The clinical significance of DKI and MGMT expression

Temozolomide is a chemotherapeutic drug that can be used to treat brain astrocytomas [19]. MGMT can repair DNA damage through reversing temozolomide alkylation, and the reduced MGMT expression in brain astrocytomas during temozolomide chemotherapy can be an important indicator for the sensitivity of temozolomide chemotherapy. Studies conducted by Li [20] and Lan [21], as well as other studies on the association of different pathological grades of glioma with the expression of MGMT, have reached the opposite conclusion. The present study revealed that the overall expression level of MGMT was higher in the high-grade astrocytomas group than in the low-grade astrocytomas group, suggesting differences in the overall expression of MGMT temozolomide tolerance and prognosis between high-grade and low-grade astrocytomas. However, the expression of MGMT between the high-grade and low-grade astrocytomas groups was not statistically significant. This implies that the differences in MGMT expression among individuals are significant, and further studies are needed. Recently, Li [22] determined the expression of MGMT in 42 patients with glioblastoma tumors during surgery using immunohistochemistry staining with T2WI MRI. The results revealed edema and that the MGMT expression level was associated with edema. Moon [23] used DTI and DSC-PWI to analyze MGMT and MRI correlation for the multiparameter analysis of high-grade glioma. Results revealed that MGMT expression was negatively correlated with the apparent diffusion coefficient (ADC) value and that MGMT expression and FA value revealed a significant positive correlation. DKI evolved from the evolution of DTI technology.
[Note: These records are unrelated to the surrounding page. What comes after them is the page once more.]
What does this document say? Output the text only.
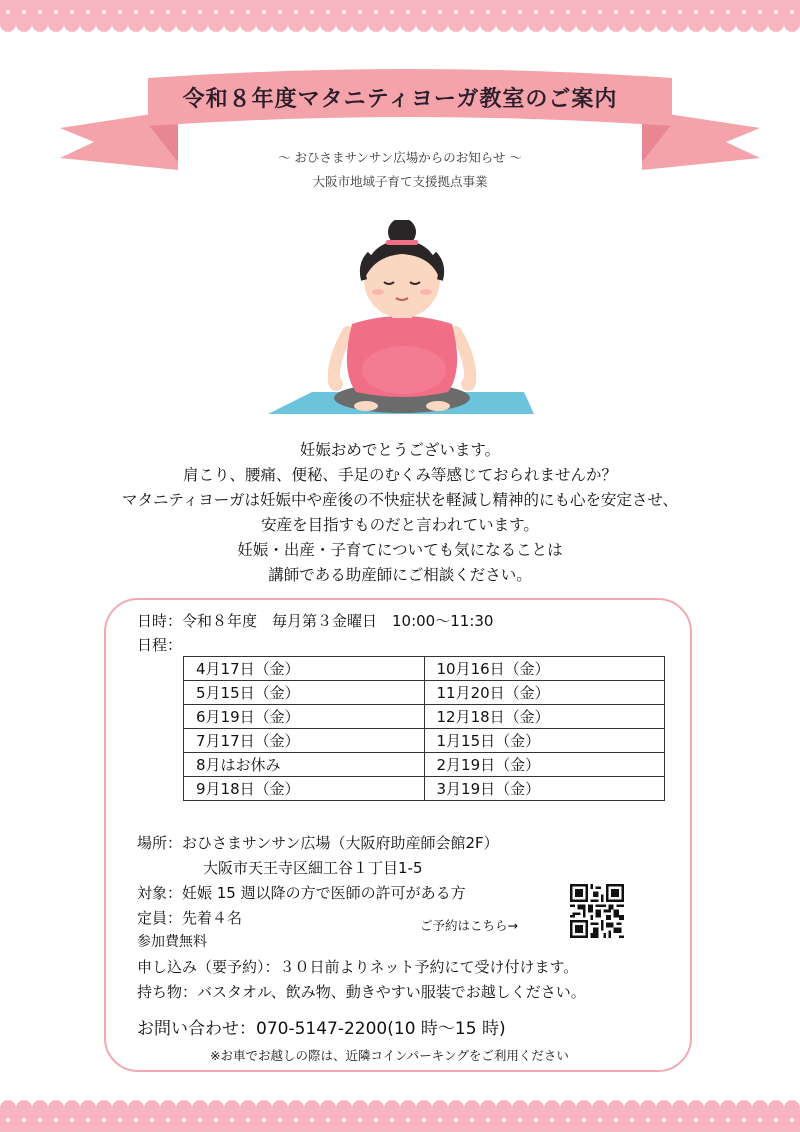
令和８年度マタニティヨーガ教室のご案内
～ おひさまサンサン広場からのお知らせ ～
大阪市地域子育て支援拠点事業
妊娠おめでとうございます。
肩こり、腰痛、便秘、手足のむくみ等感じておられませんか？
マタニティヨーガは妊娠中や産後の不快症状を軽減し精神的にも心を安定させ、
安産を目指すものだと言われています。
妊娠・出産・子育てについても気になることは
講師である助産師にご相談ください。
日時：令和８年度　毎月第３金曜日　10:00～11:30
日程：
4月17日（金）	10月16日（金）
5月15日（金）	11月20日（金）
6月19日（金）	12月18日（金）
7月17日（金）	1月15日（金）
8月はお休み	2月19日（金）
9月18日（金）	3月19日（金）
場所：おひさまサンサン広場（大阪府助産師会館2F）
大阪市天王寺区細工谷１丁目1-5
対象：妊娠 15 週以降の方で医師の許可がある方
定員：先着４名
参加費無料
申し込み（要予約）：３０日前よりネット予約にて受け付けます。
持ち物：バスタオル、飲み物、動きやすい服装でお越しください。
ご予約はこちら→
お問い合わせ：070-5147-2200(10 時～15 時)
※お車でお越しの際は、近隣コインパーキングをご利用ください
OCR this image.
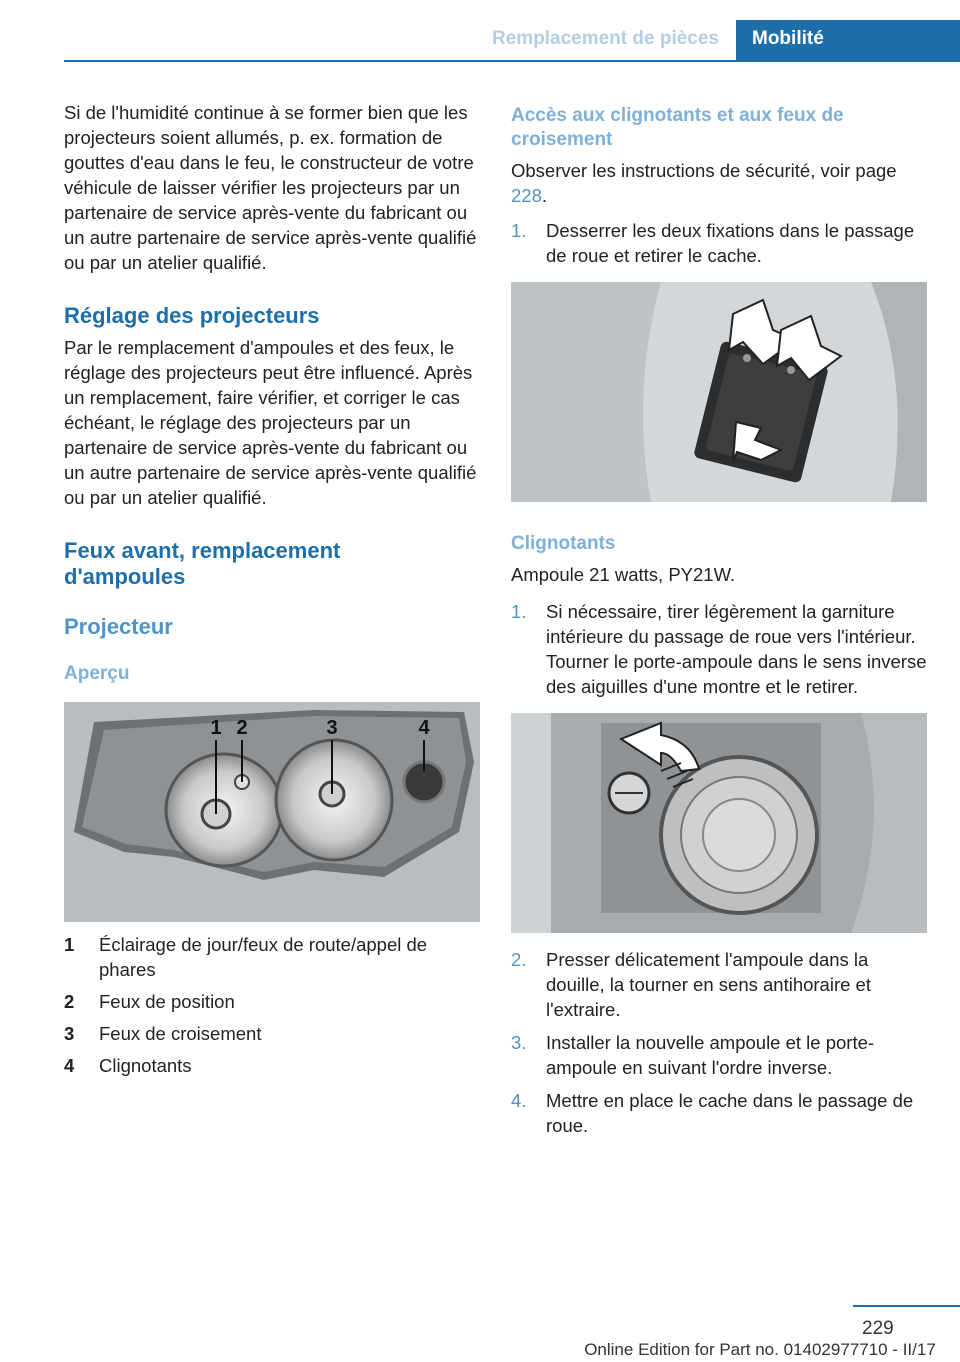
Remplacement de pièces	Mobilité

Si de l'humidité continue à se former bien que les projecteurs soient allumés, p. ex. formation de gouttes d'eau dans le feu, le constructeur de votre véhicule de laisser vérifier les projecteurs par un partenaire de service après-vente du fabricant ou un autre partenaire de service après-vente qualifié ou par un atelier qualifié.

Réglage des projecteurs

Par le remplacement d'ampoules et des feux, le réglage des projecteurs peut être influencé. Après un remplacement, faire vérifier, et corriger le cas échéant, le réglage des projecteurs par un partenaire de service après-vente du fabricant ou un autre partenaire de service après-vente qualifié ou par un atelier qualifié.

Feux avant, remplacement d'ampoules
Projecteur
Aperçu
1 2	3	4
1	Éclairage de jour/feux de route/appel de phares
2	Feux de position
3	Feux de croisement
4	Clignotants
Accès aux clignotants et aux feux de croisement

Observer les instructions de sécurité, voir page 228.

1.	Desserrer les deux fixations dans le passage de roue et retirer le cache.
Clignotants

Ampoule 21 watts, PY21W.

1.	Si nécessaire, tirer légèrement la garniture intérieure du passage de roue vers l'intérieur. Tourner le porte-ampoule dans le sens inverse des aiguilles d'une montre et le retirer.
2.	Presser délicatement l'ampoule dans la douille, la tourner en sens antihoraire et l'extraire.
3.	Installer la nouvelle ampoule et le porte-ampoule en suivant l'ordre inverse.
4.	Mettre en place le cache dans le passage de roue.
229
Online Edition for Part no. 01402977710 - II/17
It can be used to describe the non-Gaussian diffusion of the water molecule in tissues, quantify the deviation between the true displacement and Gaussian diffusion at an ideal state of water molecules, and DTI can better reflect tissue microstructure changes. However, the different results from the study conducted by Moon show that FA and MK values have no linear correlation with MGMT expression, suggesting that MRI cannot clearly assess the level of significance of MGMT expression. Therefore, further studies are needed.

Conclusions

Our results suggest that MK values can provide more valuable information on the grading of astrocytomas than that provided by FA values. In addition, MK was significantly associated with GFAP and Topo IIα expression. To a certain extent, the application of DKI may reveal the biological behavior of tumor cell differentiation, proliferation activity, invasion, and metastasis, and provide guidance in individual treatments.